Qualcuno potrebbe notare che ho nominato solo scienziate straniere, ma potete stare tranquilli, l’italiana c’è e la sua storia vale il libro.

Perché leggere Prime, dieci scienziate per l’ambiente

Non posso citare tutti i capitoli e tutte le scienziate, ma posso dire che ogni storia suscita reazioni diverse; molto dipende dal carattere e forse dal sesso del lettore, e posso scommettere che non solo le lettrici, ma anche i lettori avvertiranno all’inizio un senso di pesante frustrazione. E al di là delle discriminazioni subite da alcune protagoniste, la cui storia è raccontata da dieci penne diverse sia maschili che femminili con altrettanti stili, il senso di rivalsa che sale pagina per pagina è molto più forte della frustrazione. Il merito degli autori e delle autrici è anche quello di inquadrare queste donne fin dall’infanzia, spiegandone le condizioni famigliari, delineando l’ambiente in cui sono cresciute e con cui spesso si sono scontrate per arrivare nei luoghi della scienza, anche fossero nei più remoti angoli della Terra.

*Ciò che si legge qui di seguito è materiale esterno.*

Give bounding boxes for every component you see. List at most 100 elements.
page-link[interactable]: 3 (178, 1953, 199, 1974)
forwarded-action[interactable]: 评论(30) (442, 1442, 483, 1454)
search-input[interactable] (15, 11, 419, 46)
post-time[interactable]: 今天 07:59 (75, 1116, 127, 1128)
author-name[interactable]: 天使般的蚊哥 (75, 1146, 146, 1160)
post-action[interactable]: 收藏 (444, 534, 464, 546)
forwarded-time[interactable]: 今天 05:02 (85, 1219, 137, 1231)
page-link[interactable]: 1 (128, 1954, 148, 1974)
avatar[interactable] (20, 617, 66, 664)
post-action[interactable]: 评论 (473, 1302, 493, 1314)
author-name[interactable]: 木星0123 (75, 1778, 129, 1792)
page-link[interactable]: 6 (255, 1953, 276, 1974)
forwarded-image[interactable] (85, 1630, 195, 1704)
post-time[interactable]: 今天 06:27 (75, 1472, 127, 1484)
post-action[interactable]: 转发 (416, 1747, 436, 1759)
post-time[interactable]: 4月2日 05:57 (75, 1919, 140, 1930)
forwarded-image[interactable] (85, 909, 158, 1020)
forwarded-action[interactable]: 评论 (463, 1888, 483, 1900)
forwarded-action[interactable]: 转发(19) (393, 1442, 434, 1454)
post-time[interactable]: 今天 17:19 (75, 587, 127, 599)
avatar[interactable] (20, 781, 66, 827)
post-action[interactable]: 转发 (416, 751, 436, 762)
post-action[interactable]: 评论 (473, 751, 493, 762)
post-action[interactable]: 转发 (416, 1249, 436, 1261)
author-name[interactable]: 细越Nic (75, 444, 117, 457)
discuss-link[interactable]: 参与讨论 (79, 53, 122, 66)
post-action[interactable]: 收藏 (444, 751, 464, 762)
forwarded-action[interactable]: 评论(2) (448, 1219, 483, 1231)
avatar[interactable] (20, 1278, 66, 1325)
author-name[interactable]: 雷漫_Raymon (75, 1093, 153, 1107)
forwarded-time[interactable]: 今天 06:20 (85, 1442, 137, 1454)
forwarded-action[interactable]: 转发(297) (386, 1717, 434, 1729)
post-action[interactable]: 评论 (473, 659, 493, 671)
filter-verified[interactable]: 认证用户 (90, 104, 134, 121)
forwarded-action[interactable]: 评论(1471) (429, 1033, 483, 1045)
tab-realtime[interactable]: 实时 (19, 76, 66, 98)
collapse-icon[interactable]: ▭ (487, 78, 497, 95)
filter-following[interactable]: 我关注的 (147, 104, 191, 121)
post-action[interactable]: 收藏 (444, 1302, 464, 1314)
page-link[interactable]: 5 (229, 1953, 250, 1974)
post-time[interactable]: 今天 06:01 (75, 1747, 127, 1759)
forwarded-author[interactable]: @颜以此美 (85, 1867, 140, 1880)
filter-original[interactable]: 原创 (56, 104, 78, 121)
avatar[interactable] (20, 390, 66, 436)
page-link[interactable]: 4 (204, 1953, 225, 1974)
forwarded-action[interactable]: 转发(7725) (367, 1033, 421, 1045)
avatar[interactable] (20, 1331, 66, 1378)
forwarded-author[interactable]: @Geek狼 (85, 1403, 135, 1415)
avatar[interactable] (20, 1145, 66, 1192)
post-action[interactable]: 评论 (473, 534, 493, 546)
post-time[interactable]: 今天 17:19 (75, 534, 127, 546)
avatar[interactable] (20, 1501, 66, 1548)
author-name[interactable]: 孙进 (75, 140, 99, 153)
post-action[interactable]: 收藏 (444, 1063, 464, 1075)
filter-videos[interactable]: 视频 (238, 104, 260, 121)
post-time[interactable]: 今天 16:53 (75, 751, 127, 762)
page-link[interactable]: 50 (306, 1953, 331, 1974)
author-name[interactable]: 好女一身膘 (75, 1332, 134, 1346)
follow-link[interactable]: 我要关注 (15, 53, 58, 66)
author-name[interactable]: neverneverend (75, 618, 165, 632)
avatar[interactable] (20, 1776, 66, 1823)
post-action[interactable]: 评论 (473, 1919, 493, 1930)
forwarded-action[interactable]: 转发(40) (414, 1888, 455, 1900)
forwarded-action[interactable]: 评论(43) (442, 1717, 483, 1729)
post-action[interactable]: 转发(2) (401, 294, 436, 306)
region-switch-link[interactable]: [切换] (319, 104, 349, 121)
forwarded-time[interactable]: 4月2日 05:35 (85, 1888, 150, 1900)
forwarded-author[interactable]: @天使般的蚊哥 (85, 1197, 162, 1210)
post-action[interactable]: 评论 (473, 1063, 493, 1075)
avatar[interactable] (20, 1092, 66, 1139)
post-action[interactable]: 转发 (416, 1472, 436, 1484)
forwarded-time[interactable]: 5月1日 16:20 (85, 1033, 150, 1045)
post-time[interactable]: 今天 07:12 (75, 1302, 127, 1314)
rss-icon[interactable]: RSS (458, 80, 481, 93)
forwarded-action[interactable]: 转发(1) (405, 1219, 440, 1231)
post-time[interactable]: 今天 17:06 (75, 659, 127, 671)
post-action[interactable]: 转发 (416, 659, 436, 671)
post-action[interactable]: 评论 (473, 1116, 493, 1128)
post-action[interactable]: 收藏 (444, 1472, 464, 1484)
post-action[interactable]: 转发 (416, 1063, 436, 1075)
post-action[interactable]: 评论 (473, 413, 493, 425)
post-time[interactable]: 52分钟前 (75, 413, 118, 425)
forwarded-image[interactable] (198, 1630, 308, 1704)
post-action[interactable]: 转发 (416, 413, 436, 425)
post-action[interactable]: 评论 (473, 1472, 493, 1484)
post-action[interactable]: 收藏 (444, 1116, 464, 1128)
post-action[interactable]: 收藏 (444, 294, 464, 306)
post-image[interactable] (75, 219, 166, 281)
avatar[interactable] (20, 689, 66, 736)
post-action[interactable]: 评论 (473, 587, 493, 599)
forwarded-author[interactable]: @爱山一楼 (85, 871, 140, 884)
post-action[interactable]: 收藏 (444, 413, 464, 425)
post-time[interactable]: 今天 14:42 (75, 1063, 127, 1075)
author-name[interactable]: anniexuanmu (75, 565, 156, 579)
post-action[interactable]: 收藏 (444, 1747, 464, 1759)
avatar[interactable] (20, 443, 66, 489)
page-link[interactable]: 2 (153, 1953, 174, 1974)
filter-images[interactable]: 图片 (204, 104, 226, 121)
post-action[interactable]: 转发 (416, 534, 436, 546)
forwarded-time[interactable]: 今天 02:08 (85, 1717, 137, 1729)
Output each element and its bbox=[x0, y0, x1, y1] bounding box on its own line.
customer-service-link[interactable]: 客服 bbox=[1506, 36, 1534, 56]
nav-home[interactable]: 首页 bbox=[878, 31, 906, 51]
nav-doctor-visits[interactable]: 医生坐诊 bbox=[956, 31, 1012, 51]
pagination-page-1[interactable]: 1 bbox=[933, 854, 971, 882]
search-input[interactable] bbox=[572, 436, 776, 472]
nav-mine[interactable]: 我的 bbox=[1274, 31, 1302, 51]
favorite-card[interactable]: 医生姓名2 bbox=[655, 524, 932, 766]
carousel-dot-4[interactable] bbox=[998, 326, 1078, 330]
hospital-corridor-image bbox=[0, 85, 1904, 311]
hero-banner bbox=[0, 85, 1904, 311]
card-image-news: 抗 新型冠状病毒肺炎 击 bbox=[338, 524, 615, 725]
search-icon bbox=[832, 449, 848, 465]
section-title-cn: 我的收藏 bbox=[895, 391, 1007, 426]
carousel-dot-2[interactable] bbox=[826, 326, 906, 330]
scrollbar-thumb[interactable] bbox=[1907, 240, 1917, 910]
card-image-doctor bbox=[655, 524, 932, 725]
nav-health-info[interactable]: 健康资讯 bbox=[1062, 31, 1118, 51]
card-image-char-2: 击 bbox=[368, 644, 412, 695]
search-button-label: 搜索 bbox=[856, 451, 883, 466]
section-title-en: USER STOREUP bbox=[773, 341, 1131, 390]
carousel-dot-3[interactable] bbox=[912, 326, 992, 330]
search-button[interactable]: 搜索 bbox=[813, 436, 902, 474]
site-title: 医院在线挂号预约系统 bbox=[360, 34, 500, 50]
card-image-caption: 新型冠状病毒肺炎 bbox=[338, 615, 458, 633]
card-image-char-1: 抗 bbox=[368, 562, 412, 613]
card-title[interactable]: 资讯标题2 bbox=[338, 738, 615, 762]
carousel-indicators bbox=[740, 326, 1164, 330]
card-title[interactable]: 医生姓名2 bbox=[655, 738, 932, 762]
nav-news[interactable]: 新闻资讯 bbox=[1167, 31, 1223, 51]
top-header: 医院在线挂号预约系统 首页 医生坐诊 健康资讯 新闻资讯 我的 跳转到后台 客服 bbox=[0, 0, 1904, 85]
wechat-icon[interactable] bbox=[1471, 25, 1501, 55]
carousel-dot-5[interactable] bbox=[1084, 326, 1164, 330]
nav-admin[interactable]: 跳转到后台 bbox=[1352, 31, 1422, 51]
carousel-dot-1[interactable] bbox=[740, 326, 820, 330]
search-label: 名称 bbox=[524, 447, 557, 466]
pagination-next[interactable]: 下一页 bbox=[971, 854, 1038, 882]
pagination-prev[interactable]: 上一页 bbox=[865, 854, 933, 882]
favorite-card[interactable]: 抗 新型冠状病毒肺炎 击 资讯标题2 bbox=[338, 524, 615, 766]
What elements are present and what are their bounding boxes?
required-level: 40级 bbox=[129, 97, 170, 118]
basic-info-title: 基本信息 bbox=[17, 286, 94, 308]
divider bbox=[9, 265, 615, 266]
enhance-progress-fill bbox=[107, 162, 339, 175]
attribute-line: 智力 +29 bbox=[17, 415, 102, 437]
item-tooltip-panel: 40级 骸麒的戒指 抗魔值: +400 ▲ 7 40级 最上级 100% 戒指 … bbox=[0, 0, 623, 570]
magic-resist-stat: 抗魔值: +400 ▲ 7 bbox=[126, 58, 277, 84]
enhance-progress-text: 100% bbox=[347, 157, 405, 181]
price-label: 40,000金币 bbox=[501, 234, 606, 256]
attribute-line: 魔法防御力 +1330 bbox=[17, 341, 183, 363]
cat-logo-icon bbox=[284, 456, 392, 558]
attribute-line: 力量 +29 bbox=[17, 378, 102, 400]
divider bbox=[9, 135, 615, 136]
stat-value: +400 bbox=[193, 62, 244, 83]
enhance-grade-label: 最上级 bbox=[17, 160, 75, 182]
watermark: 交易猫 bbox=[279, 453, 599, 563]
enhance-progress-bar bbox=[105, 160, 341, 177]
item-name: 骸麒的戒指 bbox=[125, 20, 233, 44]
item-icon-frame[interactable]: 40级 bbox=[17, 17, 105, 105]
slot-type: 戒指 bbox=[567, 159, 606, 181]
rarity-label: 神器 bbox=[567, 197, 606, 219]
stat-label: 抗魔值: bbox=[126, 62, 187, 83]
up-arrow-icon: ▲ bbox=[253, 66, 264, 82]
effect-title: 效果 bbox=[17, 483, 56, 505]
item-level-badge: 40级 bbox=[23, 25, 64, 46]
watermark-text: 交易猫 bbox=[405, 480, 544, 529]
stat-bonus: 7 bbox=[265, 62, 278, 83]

Loro ce l’hanno fatta, insieme a molte altre scienziate che non vengono raccontate. E se ce l’hanno fatta anche in secoli lontani, con poche possibilità, alcune addirittura senza laurea, il messaggio diventa chiaro: tutti possono farcela. Tutti; non “solo” tutte.

Il messaggio che mi lascia questo libro? Non un messaggio di speranza, ma un messaggio di possibilità. Raggiungere gli obbiettivi è possibile perché il lavoro meticoloso alla fine scavalca le discriminazioni di qualsiasi genere, la volontà e lo sguardo rivolto al futuro fanno superare molti confini e andare lontano, molto lontano. E poi ancora, lo studio e l’osservazione di quello che abbiamo intorno (animali compresi) permette di anticipare il futuro e in qualche modo di contribuire a modificarlo, anche se si è in minoranza, anche se la corrente sta andando altrove.

Queste sono le possibilità che ho visto negli occhi di queste dieci scienziate caparbie, meticolose e coraggiose. E spero che, leggendo il libro, le vediate anche voi.